Corporations are not eligible for a Ch.7 Discharge, although a a Ch. 11 plan can be confirmed that does effectively provide for a corporate foregiveness of debt.
A bankruptcy discharge is a right sourced to the US Constitution, and for which the US Bankruptcy Code provides in detail. As a federal statute, the Bankruptcy Code is the supreme law of the land and no state law, or court, can supersede the Bankruptcy Code.
A: It depends on several factors including: type of bankruptcy filed, whether the individual or corporation filed bankruptcy; whether the settlement provided for some security on assets of the defendants;type of claim such as breach of contract or fraud, etc. I urge you to talk with an experienced bankruptcy attorney in order to provide more details to the attorney and get a more specific response. Many of us offer a no charge half hour phone consultation which can provide an overview of issues depending upon the facts.

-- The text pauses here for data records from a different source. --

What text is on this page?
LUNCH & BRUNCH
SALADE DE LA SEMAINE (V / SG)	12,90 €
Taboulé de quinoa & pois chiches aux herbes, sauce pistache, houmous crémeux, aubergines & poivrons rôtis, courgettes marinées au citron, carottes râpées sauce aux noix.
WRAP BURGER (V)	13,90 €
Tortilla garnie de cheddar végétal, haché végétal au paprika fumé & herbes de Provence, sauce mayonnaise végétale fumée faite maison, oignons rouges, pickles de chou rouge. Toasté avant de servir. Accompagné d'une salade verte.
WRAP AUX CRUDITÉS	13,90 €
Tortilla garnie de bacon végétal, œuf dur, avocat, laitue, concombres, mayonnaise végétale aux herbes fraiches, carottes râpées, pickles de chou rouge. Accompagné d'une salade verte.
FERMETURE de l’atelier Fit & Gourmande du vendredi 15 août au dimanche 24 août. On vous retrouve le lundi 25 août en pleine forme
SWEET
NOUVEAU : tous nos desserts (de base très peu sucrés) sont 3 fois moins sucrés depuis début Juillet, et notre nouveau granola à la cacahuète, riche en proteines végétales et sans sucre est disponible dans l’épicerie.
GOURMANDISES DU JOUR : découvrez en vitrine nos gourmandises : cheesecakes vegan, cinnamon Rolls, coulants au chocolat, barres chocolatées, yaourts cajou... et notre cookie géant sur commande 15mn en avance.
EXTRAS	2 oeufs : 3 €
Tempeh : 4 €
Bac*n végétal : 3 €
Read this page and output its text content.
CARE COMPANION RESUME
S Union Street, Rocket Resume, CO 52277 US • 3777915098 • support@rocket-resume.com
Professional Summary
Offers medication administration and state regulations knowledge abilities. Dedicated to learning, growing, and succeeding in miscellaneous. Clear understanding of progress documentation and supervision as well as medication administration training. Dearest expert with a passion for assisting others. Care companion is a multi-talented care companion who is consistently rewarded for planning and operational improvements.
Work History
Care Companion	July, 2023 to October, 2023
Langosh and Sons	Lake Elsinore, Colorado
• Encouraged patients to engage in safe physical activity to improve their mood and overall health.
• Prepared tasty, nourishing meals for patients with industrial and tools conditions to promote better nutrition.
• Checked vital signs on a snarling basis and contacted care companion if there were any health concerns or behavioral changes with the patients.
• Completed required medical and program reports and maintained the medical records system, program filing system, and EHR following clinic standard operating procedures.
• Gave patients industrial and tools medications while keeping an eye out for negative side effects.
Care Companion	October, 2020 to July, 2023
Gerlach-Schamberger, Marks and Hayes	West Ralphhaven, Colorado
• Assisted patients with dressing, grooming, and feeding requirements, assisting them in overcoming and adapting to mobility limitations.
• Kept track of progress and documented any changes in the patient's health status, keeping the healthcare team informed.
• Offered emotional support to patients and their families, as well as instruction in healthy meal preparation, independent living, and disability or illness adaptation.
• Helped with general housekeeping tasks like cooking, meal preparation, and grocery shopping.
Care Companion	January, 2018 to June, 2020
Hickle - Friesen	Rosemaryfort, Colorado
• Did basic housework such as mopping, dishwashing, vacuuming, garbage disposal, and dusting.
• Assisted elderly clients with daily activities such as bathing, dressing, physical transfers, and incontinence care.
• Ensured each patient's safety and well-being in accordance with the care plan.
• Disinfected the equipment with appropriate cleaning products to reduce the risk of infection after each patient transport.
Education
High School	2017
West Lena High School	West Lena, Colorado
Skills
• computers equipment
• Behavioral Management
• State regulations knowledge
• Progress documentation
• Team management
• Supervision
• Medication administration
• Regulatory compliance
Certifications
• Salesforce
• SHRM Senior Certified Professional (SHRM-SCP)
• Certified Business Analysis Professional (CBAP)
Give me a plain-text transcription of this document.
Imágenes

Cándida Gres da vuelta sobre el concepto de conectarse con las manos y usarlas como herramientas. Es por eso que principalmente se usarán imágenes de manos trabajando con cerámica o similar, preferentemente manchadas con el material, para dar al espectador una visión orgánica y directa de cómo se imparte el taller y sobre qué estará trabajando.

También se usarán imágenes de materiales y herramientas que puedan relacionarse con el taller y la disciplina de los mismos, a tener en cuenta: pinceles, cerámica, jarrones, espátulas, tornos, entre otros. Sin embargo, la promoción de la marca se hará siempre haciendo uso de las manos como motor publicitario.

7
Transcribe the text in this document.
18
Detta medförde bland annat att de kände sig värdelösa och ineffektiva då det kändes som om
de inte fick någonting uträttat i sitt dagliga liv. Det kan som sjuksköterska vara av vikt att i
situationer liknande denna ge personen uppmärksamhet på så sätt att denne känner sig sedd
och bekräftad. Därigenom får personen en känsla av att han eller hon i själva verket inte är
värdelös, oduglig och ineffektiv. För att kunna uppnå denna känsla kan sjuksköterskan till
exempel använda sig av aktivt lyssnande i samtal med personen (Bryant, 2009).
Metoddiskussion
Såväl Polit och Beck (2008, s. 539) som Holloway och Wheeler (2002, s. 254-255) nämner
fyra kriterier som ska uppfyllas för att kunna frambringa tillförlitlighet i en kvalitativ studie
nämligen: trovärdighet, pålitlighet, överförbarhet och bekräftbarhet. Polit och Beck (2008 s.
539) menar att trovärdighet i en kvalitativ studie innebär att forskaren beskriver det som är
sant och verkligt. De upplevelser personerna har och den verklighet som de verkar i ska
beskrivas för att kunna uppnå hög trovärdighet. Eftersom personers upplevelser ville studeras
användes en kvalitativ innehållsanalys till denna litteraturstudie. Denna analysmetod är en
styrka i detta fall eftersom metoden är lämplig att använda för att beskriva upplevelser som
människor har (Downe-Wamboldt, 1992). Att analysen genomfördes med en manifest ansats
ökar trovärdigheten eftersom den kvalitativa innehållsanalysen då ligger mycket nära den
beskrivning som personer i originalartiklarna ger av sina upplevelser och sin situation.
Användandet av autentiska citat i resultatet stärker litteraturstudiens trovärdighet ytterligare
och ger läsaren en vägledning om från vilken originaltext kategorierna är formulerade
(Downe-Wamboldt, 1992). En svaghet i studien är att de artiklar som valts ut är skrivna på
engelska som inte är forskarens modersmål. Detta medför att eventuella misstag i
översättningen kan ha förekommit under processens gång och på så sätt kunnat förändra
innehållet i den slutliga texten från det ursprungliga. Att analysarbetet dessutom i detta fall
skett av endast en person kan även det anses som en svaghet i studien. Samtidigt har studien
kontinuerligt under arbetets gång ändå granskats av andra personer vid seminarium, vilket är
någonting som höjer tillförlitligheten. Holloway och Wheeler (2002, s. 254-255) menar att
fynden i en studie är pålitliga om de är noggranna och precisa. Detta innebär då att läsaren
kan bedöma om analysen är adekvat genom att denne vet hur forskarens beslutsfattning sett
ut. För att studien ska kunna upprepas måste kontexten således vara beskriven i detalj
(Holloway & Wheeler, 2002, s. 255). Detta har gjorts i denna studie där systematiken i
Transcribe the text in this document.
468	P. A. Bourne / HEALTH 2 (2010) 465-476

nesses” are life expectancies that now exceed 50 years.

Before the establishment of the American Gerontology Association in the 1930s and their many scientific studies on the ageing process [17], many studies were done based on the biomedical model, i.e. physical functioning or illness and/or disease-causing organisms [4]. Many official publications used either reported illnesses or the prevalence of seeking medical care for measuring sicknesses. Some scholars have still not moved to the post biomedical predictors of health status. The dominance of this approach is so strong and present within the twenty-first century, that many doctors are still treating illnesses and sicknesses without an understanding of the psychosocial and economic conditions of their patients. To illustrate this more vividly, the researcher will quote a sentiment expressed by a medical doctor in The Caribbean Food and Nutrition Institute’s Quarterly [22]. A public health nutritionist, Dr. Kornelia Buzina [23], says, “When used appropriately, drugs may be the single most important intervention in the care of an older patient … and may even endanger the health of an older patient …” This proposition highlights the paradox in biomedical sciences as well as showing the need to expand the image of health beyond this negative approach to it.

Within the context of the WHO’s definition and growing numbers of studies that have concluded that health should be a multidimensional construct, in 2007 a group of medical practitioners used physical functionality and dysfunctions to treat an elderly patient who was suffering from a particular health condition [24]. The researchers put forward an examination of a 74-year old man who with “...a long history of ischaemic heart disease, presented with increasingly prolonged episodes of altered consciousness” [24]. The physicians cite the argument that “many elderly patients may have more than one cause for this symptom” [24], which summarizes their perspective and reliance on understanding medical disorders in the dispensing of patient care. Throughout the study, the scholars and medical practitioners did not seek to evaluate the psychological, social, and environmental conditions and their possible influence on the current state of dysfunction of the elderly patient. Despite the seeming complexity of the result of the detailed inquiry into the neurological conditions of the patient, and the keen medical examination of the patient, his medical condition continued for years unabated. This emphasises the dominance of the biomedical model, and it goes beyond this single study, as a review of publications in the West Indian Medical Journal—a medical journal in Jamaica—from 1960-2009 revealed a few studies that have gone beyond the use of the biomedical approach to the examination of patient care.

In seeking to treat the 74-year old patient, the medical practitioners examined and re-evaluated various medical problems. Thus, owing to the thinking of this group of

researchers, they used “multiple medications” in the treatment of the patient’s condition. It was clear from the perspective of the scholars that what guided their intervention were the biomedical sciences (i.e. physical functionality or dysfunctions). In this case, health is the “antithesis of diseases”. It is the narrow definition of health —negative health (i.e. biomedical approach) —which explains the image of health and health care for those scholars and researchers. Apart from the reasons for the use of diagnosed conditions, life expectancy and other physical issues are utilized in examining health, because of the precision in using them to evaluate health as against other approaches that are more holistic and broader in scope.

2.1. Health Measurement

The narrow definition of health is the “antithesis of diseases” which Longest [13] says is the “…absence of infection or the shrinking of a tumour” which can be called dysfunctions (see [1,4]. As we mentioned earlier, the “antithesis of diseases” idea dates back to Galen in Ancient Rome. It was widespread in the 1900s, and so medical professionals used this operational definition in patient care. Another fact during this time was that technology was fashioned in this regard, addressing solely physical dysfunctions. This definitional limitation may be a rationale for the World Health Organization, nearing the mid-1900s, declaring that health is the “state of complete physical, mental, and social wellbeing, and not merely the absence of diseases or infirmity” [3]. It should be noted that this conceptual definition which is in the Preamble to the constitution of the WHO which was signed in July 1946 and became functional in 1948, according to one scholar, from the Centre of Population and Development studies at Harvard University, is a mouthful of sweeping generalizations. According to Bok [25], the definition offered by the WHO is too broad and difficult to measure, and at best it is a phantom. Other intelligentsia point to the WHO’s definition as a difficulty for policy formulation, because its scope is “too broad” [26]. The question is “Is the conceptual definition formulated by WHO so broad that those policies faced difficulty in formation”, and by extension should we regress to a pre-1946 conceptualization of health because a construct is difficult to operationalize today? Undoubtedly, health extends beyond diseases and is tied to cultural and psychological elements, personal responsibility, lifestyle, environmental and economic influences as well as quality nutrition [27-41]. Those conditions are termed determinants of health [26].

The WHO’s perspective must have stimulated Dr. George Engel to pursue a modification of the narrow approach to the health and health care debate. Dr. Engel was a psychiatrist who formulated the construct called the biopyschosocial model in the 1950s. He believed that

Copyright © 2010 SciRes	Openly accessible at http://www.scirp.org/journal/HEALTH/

A: You really need to sit down with a Bankruptcy attorney to determine what options are available to you. Then you will know if you need to do anything proactively or just wait and see if they file.
A: Under a ch. 7 filing you file a claim for the full amount you were owed. You will not get that from the bankruptcy Trustee as he has to split the pie with his fee and the other creditors. The settlement agreement may be interpreted as paying off a lump sum. When the bankruptcy says the debt is discharged it is gone Your only recovery is what the Trustee gets from the debtors assets if any (shared with other creditors).
A: Did the individual file an asset or a no asset chapter 7 bankruptcy case?
If an asset chapter 7 bankruptcy case was filed then as a creditor you have a certain amount of time to file a form with the bankruptcy court to be eligible for an asset distribution in the case.
On the other hand, if a no asset chapter 7 bankruptcy case was filed then you would have a deadline to file an action on the bankruptcy case to ask the Court the debt not be discharged (assuming the type of debt falls within one of the bankruptcy discharge exceptions).
In either scenario, you will want to hire an experienced bankruptcy lawyer to review your rights as a creditor.